Now it is time to calculate the share price of Crocs. I perform three different calculations that I learned at a Phil Town seminar. The first is called the Margin of Safety price, which is calculated based on earnings per share (EPS), estimated future EPS growth, and estimated future price-to-earnings ratio (P/E). The minimum acceptable rate of return is 15%. I chose to use an EPS of 12,79, which is from the year 2023. I have selected a projected future EPS growth rate of 7%. Finbox expects EPS to grow by 7% in the next five years. Additionally, I have selected a projected future P/E ratio of 14, which is double the growth rate. This decision is based on Crocs' historically higher price-to-earnings (P/E) ratio. Finally, our minimum acceptable rate of return has already been established at 15%. After performing the calculations, we determined the sticker price (also known as fair value or intrinsic value) to be $87,07. We want to have a margin of safety of 50%, so we will divide it by 2. This means that we want to buy Crocs at a price of $43,54 (or lower, obviously) if we use the Margin of Safety price.


The second calculation is known as the Ten Cap price. The rate of return that a company owner (or stockholder) receives on the purchase price of the company essentially represents its return on investment. The minimum annual return should be at least 10%, which I calculate as follows: The operating cash flow last year was 930, and capital expenditures were 116. I attempted to analyze their annual report to calculate the percentage of capital expenditures allocated to maintenance. I couldn't find it, but as a rule of thumb, you can expect that 70% of the capital expenditures will be allocated to maintenance purposes. This means that we will use 81 in our calculations. The tax provision was 84. We have 60,5 outstanding shares. Hence, the calculation will be as follows: (930 – 81 + 84) / 60,5 x 10 = $154,21 in Ten Cap price.


The final calculation is referred to as the Payback Time price. It is a calculation based on the free cash flow per share. With Crocs' free cash flow per share at $13,45 and a growth rate of 7%, if you want to recoup your investment in 8 years, the Payback Time price is $147,65.

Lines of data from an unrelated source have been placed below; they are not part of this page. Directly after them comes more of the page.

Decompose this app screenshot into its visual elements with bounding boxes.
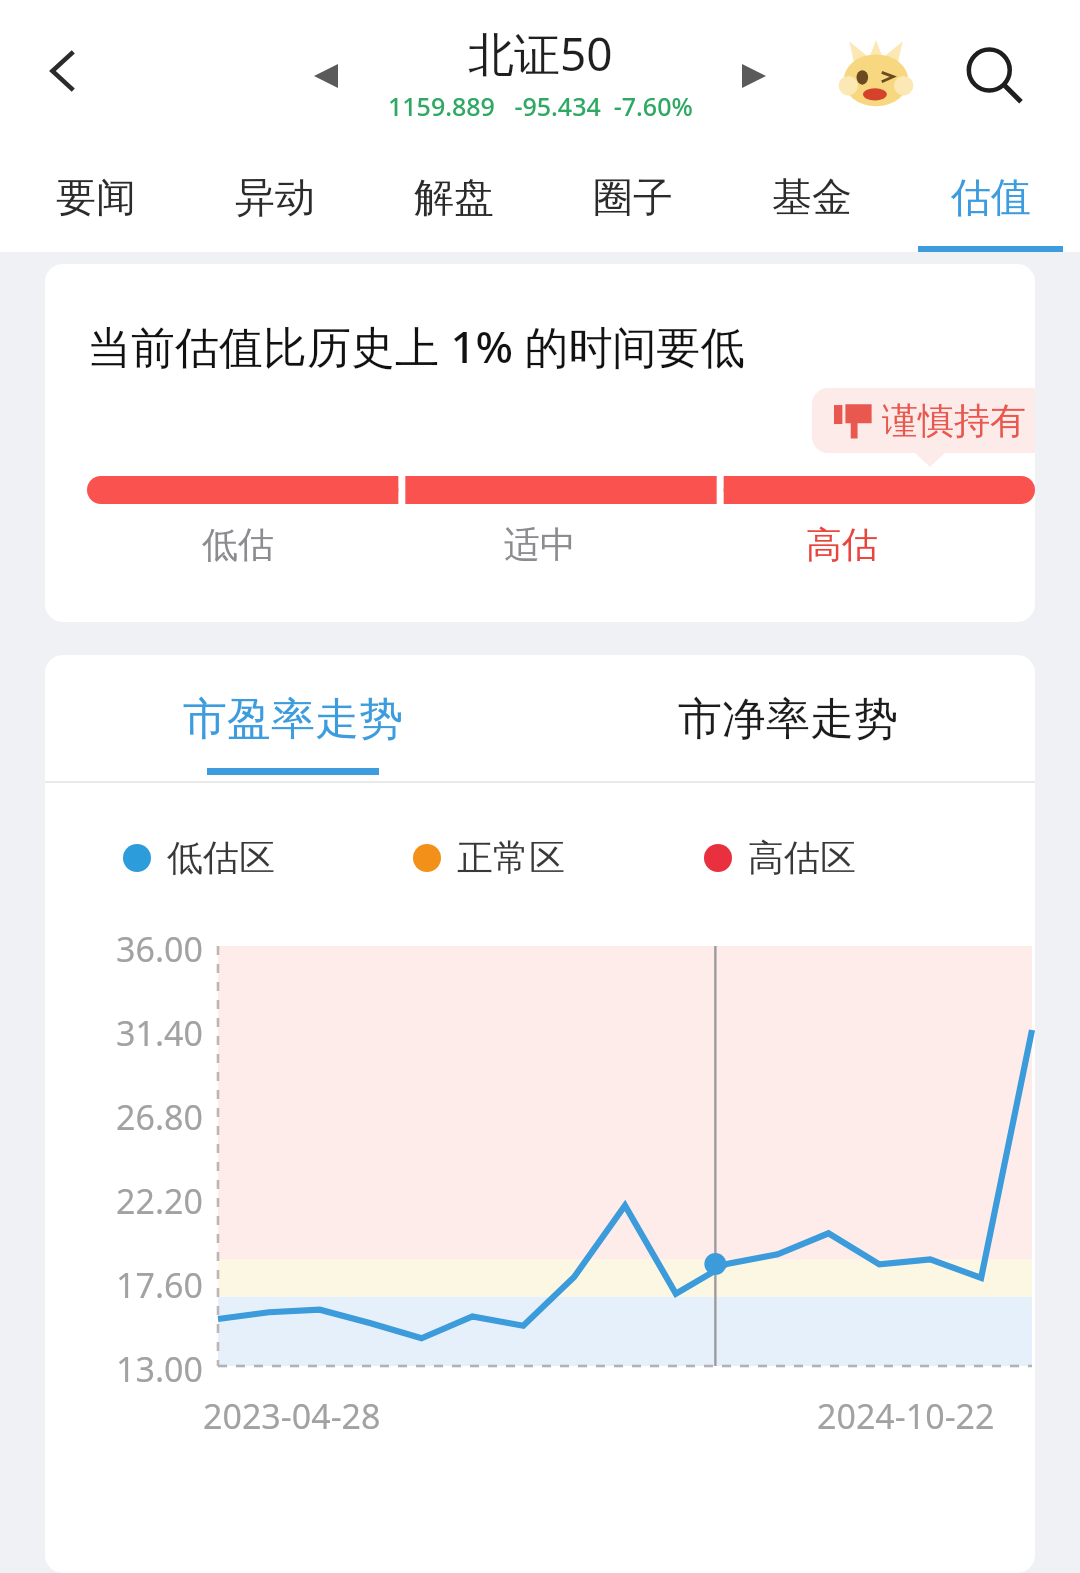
button[interactable]: 当前估值比历史上 1% 的时间要低 — [45, 264, 1035, 622]
staticText: 1159.889 -95.434 -7.60% — [388, 89, 693, 123]
staticText: 31.40 — [45, 1010, 203, 1056]
staticText: 北证50 — [468, 22, 613, 85]
staticText: 17.60 — [45, 1262, 203, 1308]
staticText: 低估 — [87, 522, 389, 567]
staticText: 36.00 — [45, 926, 203, 972]
button[interactable]: Previous stock — [298, 48, 354, 104]
staticText: 22.20 — [45, 1178, 203, 1224]
button[interactable]: 圈子 — [543, 142, 722, 252]
button[interactable]: 解盘 — [364, 142, 543, 252]
button[interactable]: Back — [18, 25, 110, 117]
button[interactable]: Next stock — [726, 48, 782, 104]
staticText: 适中 — [389, 522, 691, 567]
button[interactable]: 基金 — [722, 142, 901, 252]
button[interactable]: Mascot — [832, 32, 920, 120]
staticText: 高估区 — [748, 835, 856, 880]
staticText: 异动 — [235, 172, 315, 222]
staticText: 谨慎持有 — [882, 398, 1026, 443]
staticText: 解盘 — [414, 172, 494, 222]
button[interactable]: 异动 — [185, 142, 364, 252]
staticText: 要闻 — [56, 172, 136, 222]
staticText: 正常区 — [457, 835, 565, 880]
staticText: 低估区 — [167, 835, 275, 880]
staticText: 市盈率走势 — [183, 692, 403, 747]
button[interactable]: 市净率走势 — [540, 655, 1035, 783]
button[interactable]: 要闻 — [6, 142, 185, 252]
button[interactable]: 估值 — [901, 142, 1080, 252]
staticText: 市净率走势 — [678, 692, 898, 747]
staticText: 高估 — [691, 522, 993, 567]
staticText: 圈子 — [593, 172, 673, 222]
staticText: 13.00 — [45, 1346, 203, 1392]
staticText: 26.80 — [45, 1094, 203, 1140]
staticText: 2023-04-28 — [203, 1393, 381, 1439]
button[interactable]: 市盈率走势 — [45, 655, 540, 783]
staticText: 基金 — [772, 172, 852, 222]
staticText: 估值 — [951, 172, 1031, 222]
staticText: 2024-10-22 — [817, 1393, 995, 1439]
staticText: 当前估值比历史上 1% 的时间要低 — [87, 316, 745, 376]
button[interactable]: Search — [950, 32, 1036, 118]
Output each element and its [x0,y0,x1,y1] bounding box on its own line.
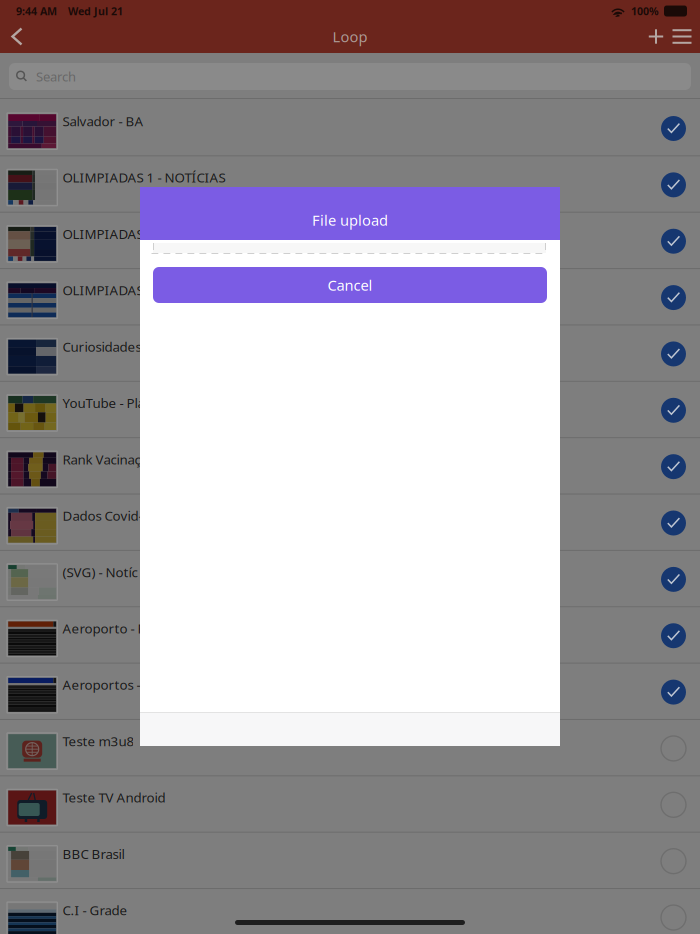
button[interactable]: Dados Covid- [0,494,700,551]
staticText: 9:44 AM [16,4,57,18]
staticText: BBC Brasil [62,845,124,863]
staticText: Search [36,68,76,85]
staticText: Aeroportos - [62,676,143,694]
staticText: Curiosidades [62,337,141,356]
button[interactable]: (SVG) - Notíc [0,551,700,607]
button[interactable]: Back [0,20,35,52]
button[interactable]: Search [9,63,691,90]
staticText: OLIMPIADAS [62,281,143,299]
staticText: (SVG) - Notíc [62,563,137,581]
button[interactable]: OLIMPIADAS [0,213,700,269]
staticText: Dados Covid- [62,506,142,525]
button[interactable]: OLIMPIADAS 1 - NOTÍCIAS [0,156,700,213]
button[interactable]: Teste m3u8 [0,720,700,776]
staticText: Rank Vacinaç [62,450,140,468]
staticText: C.I - Grade [62,901,127,919]
staticText: Salvador - BA [62,112,143,130]
button[interactable]: OLIMPIADAS [0,269,700,326]
button[interactable]: Salvador - BA [0,100,700,156]
staticText: Teste m3u8 [62,732,134,750]
button[interactable]: Menu [665,20,700,53]
staticText: File upload [312,210,388,230]
button[interactable]: YouTube - Pla [0,382,700,438]
staticText: OLIMPIADAS [62,225,143,243]
staticText: OLIMPIADAS 1 - NOTÍCIAS [62,168,225,187]
button[interactable]: BBC Brasil [0,833,700,889]
staticText: Teste TV Android [62,788,165,806]
button[interactable]: Teste TV Android [0,776,700,833]
staticText: YouTube - Pla [62,394,144,412]
staticText: Cancel [328,275,372,295]
button[interactable]: Rank Vacinaç [0,438,700,495]
button[interactable]: Aeroportos - [0,664,700,720]
button[interactable]: C.I - Grade [0,889,700,934]
staticText: Aeroporto - F [62,619,144,637]
staticText: Loop [332,26,368,46]
button[interactable]: Add [639,20,665,52]
staticText: 100% [631,4,659,18]
button[interactable]: Curiosidades [0,325,700,382]
button[interactable]: Cancel [140,254,560,303]
button[interactable]: Aeroporto - F [0,607,700,664]
staticText: Wed Jul 21 [68,4,123,18]
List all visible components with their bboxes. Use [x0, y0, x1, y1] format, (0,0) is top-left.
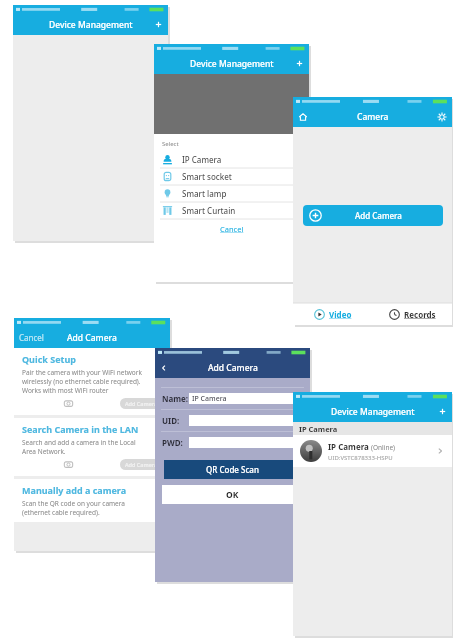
staticText: (Online): [371, 443, 396, 452]
button[interactable]: Video: [293, 303, 372, 325]
staticText: OK: [226, 489, 239, 501]
button[interactable]: IP Camera: [154, 151, 309, 168]
staticText: Add Camera: [355, 210, 402, 221]
other: Settings: [437, 112, 447, 122]
button[interactable]: Add Camera: [303, 205, 443, 226]
button[interactable]: IP Camera: [189, 393, 303, 404]
staticText: Pair the camera with your WiFi network w…: [22, 368, 142, 395]
other: Home: [298, 112, 308, 122]
staticText: Select: [162, 140, 179, 148]
staticText: Device Management: [190, 58, 274, 70]
staticText: Video: [329, 309, 352, 320]
staticText: Device Management: [49, 19, 133, 31]
other: Add: [295, 59, 304, 68]
staticText: IP Camera: [182, 154, 222, 165]
button[interactable]: Smart lamp: [154, 185, 309, 202]
button[interactable]: OK: [162, 485, 303, 504]
button[interactable]: Add Camera: [120, 398, 162, 409]
button[interactable]: [189, 415, 303, 426]
staticText: Quick Setup: [22, 353, 77, 365]
button[interactable]: QR Code Scan: [164, 460, 301, 479]
staticText: Manually add a camera: [22, 484, 127, 496]
staticText: QR Code Scan: [206, 464, 259, 475]
button[interactable]: Cancel: [19, 332, 44, 343]
staticText: Smart lamp: [182, 188, 227, 199]
button[interactable]: Add Camera: [120, 459, 162, 470]
staticText: Name:: [162, 393, 189, 404]
staticText: UID:: [162, 415, 189, 426]
button[interactable]: [189, 437, 303, 448]
staticText: IP Camera: [299, 424, 338, 434]
staticText: Smart Curtain: [182, 205, 236, 216]
staticText: Records: [404, 309, 436, 320]
staticText: Search Camera in the LAN: [22, 423, 139, 435]
staticText: Search and add a camera in the Local Are…: [22, 438, 136, 456]
button[interactable]: IP Camera: [293, 435, 452, 467]
button[interactable]: Records: [372, 303, 452, 325]
button[interactable]: Cancel: [220, 224, 244, 234]
other: Open: [435, 446, 445, 456]
staticText: Device Management: [331, 406, 415, 418]
staticText: Smart socket: [182, 171, 232, 182]
staticText: UID:VSTC878333-HSPU: [328, 454, 393, 462]
staticText: Add Camera: [125, 461, 158, 468]
other: Add: [438, 407, 447, 416]
staticText: Scan the QR code on your camera (etherne…: [22, 499, 125, 517]
staticText: IP Camera: [192, 394, 227, 404]
staticText: Add Camera: [67, 332, 117, 344]
button[interactable]: Smart socket: [154, 168, 309, 185]
staticText: Add Camera: [208, 362, 258, 374]
other: Back: [160, 364, 168, 372]
staticText: Add Camera: [125, 400, 158, 407]
button[interactable]: Smart Curtain: [154, 202, 309, 219]
staticText: IP Camera: [328, 441, 369, 452]
staticText: PWD:: [162, 437, 189, 448]
other: Add: [154, 20, 163, 29]
staticText: Camera: [357, 111, 389, 123]
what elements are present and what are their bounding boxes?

After investigating Crocs, I find the company very interesting. They have a moat, great management, solid financial performance, and deliver the best margins in the sector. Competition will be an ongoing risk for Crocs as they compete mostly against larger companies. Furthermore, fashion trends shift, and if Crocs do not continue to innovate, they risk losing market share. Macroeconomics has affected Crocs in the past and will continue to do so in the future. However, the risk is short-term as macroeconomics will eventually improve. Relying on third-party manufacturers and manufacturing concentration poses a risk for Crocs. For example, at the end of 2021 and into the first quarter of 2022, several of Crocs' third-party manufacturing facilities in Vietnam were either closed or not operating at full capacity due to local COVID-19 outbreaks and safety protocols. This situation had a negative impact on Crocs' financial results. Furthermore, with the deteriorating relationship between China and the United States, it may affect supplies from China in the future. There are also many things to like about Crocs. They are expanding their sandal business, which is attracting new customers who shop more frequently and have a higher average order value. The Jibbitz business may be my favorite aspect of Crocs, as it is a high-margin segment that sets it apart from its competitors. Finally, Crocs is growing rapidly internationally but still has plenty of room for further growth. I believe the rewards significantly outweigh the risks, which is why I own Crocs shares. I will increase my position if shares drop below $87, which is the intrinsic value of the Margin of Safety price, and below a 50% discount on the other two calculations.